Historique
Le Gouvernement de la République du Burundi a obtenu de la Banque Mondiale un don de USD 120.000.000 pour financer les activités du Projet de Résilience des Transports au Burundi PRT (P172988). La date d’approbation de ce projet est intervenue en septembre 2022 et la clôture des activités, si rien ne change, est projetée au mois de décembre 2027.
Sur le plan institutionnel, ce projet du gouvernement du Burundi dépend du Ministère des infrastructures, de l’Equipement et des Logements Sociaux.
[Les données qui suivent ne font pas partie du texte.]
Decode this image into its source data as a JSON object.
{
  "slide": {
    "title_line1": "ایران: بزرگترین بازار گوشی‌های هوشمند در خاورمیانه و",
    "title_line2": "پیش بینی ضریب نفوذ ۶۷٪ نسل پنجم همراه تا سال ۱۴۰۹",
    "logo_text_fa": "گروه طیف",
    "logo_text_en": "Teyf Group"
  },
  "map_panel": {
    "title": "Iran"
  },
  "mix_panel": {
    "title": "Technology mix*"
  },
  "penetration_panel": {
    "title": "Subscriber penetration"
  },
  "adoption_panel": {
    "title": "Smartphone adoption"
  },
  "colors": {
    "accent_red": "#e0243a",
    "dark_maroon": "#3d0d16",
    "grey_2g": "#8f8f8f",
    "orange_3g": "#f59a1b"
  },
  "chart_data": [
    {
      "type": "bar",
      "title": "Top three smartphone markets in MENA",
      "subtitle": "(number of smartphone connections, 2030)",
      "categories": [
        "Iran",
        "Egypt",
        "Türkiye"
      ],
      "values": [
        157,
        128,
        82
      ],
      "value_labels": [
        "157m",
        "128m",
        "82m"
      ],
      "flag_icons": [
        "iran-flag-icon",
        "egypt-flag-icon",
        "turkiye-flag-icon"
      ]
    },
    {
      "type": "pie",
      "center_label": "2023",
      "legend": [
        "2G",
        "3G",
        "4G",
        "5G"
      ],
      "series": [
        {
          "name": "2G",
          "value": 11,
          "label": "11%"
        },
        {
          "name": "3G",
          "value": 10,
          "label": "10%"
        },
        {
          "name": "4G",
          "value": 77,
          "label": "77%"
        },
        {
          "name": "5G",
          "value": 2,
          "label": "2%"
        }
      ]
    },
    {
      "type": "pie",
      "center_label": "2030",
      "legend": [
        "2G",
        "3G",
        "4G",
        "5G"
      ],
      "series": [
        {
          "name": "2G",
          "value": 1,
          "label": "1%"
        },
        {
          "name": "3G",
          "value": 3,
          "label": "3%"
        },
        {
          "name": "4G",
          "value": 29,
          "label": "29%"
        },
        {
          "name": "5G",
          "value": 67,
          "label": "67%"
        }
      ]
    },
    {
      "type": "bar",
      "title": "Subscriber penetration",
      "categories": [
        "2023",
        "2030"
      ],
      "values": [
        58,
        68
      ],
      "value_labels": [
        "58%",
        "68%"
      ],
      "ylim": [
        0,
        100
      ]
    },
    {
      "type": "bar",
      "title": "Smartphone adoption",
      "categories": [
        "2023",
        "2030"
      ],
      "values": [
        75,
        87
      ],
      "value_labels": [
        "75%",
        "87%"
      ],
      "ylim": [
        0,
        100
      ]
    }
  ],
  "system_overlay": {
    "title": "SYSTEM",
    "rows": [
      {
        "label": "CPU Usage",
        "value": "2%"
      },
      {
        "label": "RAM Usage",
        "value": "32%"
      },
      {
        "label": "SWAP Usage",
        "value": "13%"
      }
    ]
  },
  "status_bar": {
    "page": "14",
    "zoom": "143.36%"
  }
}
En résumé, le projet s’attaquera à certains défis urgents en matière de réhabilitation des routes, assurant le respect des normes de résilience au changement climatique et renforçant la capacité globale à prendre des décisions qui contribuent à la résilience au changement climatique dans le secteur routier.
Les composantes du PRT s’attaqueront à certains à certaines causes sous-jacentes de la dégradation des routes tout en fournissant des infrastructures sociales adaptées à la communauté et en protégeant les usagers vulnérables de la route.
Contexte
Le Burundi dépend de quelques routes pour le commerce et les exportations, ce qui le rend vulnérable aux impacts majeurs si ces corridors subissent des perturbations dues aux chocs liés au climat.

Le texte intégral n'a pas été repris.